Oil, gas, coal, hydro are all highly productive in terms of return on human effort invested. To be a viable replacement, any alternative needs to achieve that same level of productivity - not easy when you're dealing with dispersed resources like wind, sun etc rather than the highly concentrated energy in oil, coal or from a single dam on a big river.

That's why oil, coal, hydro etc are viable energy sources but solar generally isn't - there's nowhere on Earth that has a natural high concentration of sunlight sufficient to enable high productivity in its use. We do the best we can with wind farms on hill tops, which do provide a natural concentration of wind to some extent, but it's still a diffuse energy source versus the highly concentrated energy in fossil fuels, nuclear or hydro.
Yes this is true, we are unable to meet demand...

But then I guess we need to analyse "demand", and how this came to be.

Economic success relys on on the glutenous use of resources and population growth.

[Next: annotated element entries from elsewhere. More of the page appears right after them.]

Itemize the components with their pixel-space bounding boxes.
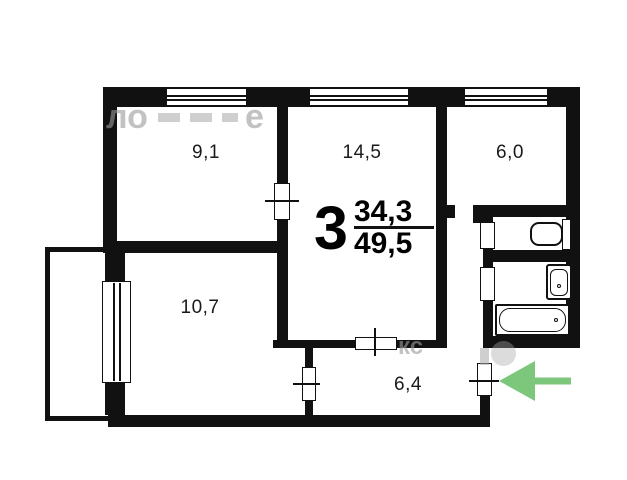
- toilet-cistern-icon: [562, 219, 571, 250]
- wall-bedroom1-living-lower: [277, 220, 288, 340]
- room-label-hallway: 6,4: [394, 374, 422, 396]
- watermark-dash: [190, 113, 212, 122]
- wall-bedroom1-bedroom2: [103, 241, 288, 253]
- balcony-wall-top: [45, 247, 108, 252]
- wall-bedroom2-hallway-lower: [305, 400, 313, 415]
- watermark-dash: [222, 113, 238, 122]
- balcony-door-window-unit: [102, 281, 131, 383]
- room-label-living-room: 14,5: [343, 142, 382, 164]
- door-tick: [374, 328, 376, 356]
- wall-outer-bottom: [108, 415, 490, 427]
- sink-basin-icon: [550, 269, 568, 296]
- room-label-kitchen: 6,0: [496, 142, 524, 164]
- apartment-summary: 3 34,3 49,5: [314, 198, 434, 257]
- window-bedroom-1: [167, 89, 246, 105]
- watermark-text-top-2: е: [245, 98, 264, 137]
- window-pane-line: [465, 95, 547, 97]
- wall-hallway-right-lower: [480, 396, 490, 415]
- watermark-blob: [491, 341, 516, 366]
- wall-living-right: [436, 107, 447, 348]
- room-label-bedroom-2: 10,7: [181, 297, 220, 319]
- balcony-unit-line: [119, 283, 121, 381]
- watermark-bar: [480, 348, 489, 365]
- wall-balcony-upper: [105, 252, 125, 282]
- wall-bath-left-lower: [483, 300, 493, 336]
- wall-kitchen-bottom: [473, 205, 580, 217]
- room-label-bedroom-1: 9,1: [192, 142, 220, 164]
- watermark-text-top: ло: [106, 98, 148, 137]
- balcony-wall-left: [45, 247, 50, 421]
- area-fraction: 34,3 49,5: [354, 198, 434, 257]
- total-area-value: 49,5: [354, 229, 434, 257]
- toilet-icon: [530, 222, 563, 246]
- door-living-hallway: [355, 337, 397, 350]
- wall-living-bottom-left: [273, 340, 355, 348]
- wall-balcony-lower: [105, 382, 125, 415]
- floor-plan: 9,1 14,5 6,0 10,7 6,4 3 34,3 49,5 ло е к…: [0, 0, 627, 480]
- wall-wc-bath-divider: [483, 250, 580, 262]
- watermark-text-bottom: кс: [398, 333, 423, 361]
- balcony-wall-bottom: [45, 416, 108, 421]
- window-pane-line: [465, 99, 547, 101]
- watermark-dash: [158, 113, 180, 122]
- balcony-unit-line: [113, 283, 115, 381]
- wall-kitchen-door-stub: [436, 205, 455, 218]
- door-tick: [293, 383, 320, 385]
- window-kitchen: [465, 89, 547, 105]
- window-pane-line: [310, 99, 408, 101]
- living-area-value: 34,3: [354, 198, 434, 229]
- door-bathroom: [480, 267, 495, 301]
- window-pane-line: [310, 95, 408, 97]
- door-tick: [265, 200, 299, 202]
- wall-bedroom1-living-upper: [277, 107, 288, 183]
- window-pane-line: [167, 99, 246, 101]
- rooms-count: 3: [314, 203, 347, 253]
- bathtub-drain-icon: [554, 318, 558, 322]
- window-living-room: [310, 89, 408, 105]
- wall-bedroom2-hallway-upper: [305, 348, 313, 368]
- door-wc: [480, 222, 495, 249]
- window-pane-line: [167, 95, 246, 97]
- sink-drain-icon: [557, 284, 561, 288]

Perhaps Malthusian limits apply not only to food, but many resources.
http://ngm.nationalgeographic.com/2009/06/cheap-food/bourne-text

But we are were we are, and it would seem some change is coming... slowly.
I understand "alternative energy" cannot meet demand... yet, it will one day.
 
Climate change groundhog day

The same nonsense, the same confusions - all seem to be endlessly repeated. But what needs more explaining? (From Real Climate.org)

..........recently there has been more of a sense that the issues being discussed (in the media or online) have a bit of a groundhog day quality to them. The same nonsense, the same logical fallacies, the same confusions - all seem to be endlessly repeated. The same strawmen are being constructed and demolished as if they were part of a make-work scheme for the building industry attached to the stimulus proposal. Indeed, the enthusiastic recycling of talking points long thought to have been dead and buried has been given a huge boost by the publication of a new book by Ian Plimer who seems to have been collecting them for years. Given the number of simply made-up 'facts' in that tome, one soon realises that the concept of an objective reality against which one should measure claims and judge arguments is not something that is universally shared. This is troubling - and although there is certainly a role for some to point out the incoherence of such arguments (which in that case Tim Lambert and Ian Enting are doing very well), it isn't something that requires much in the way of physical understanding or scientific background.

.....A case in point is a 100+ comment thread criticising my recent book in which it was clear that not a single critic had read a word of it (you can find the thread easily enough if you need to - it's too stupid to link to). Not only had no-one read it, none of the commenters even seemed to think they needed to - most found it easier to imagine what was contained within and criticise that instead. It is vaguely amusing in a somewhat uncomfortable way.

Communicating with people who won't open the book, read the blog post or watch the program because they already 'know' what must be in it, is tough and probably not worth one's time.

http://www.guardian.co.uk/environment/2009/jun/08/network-climate-change-groundhog-day

I think this article reflects how I feel about the mindless repetition of arguments against the reality of man induced global warming that simply are not true and proven not to be the case many times over.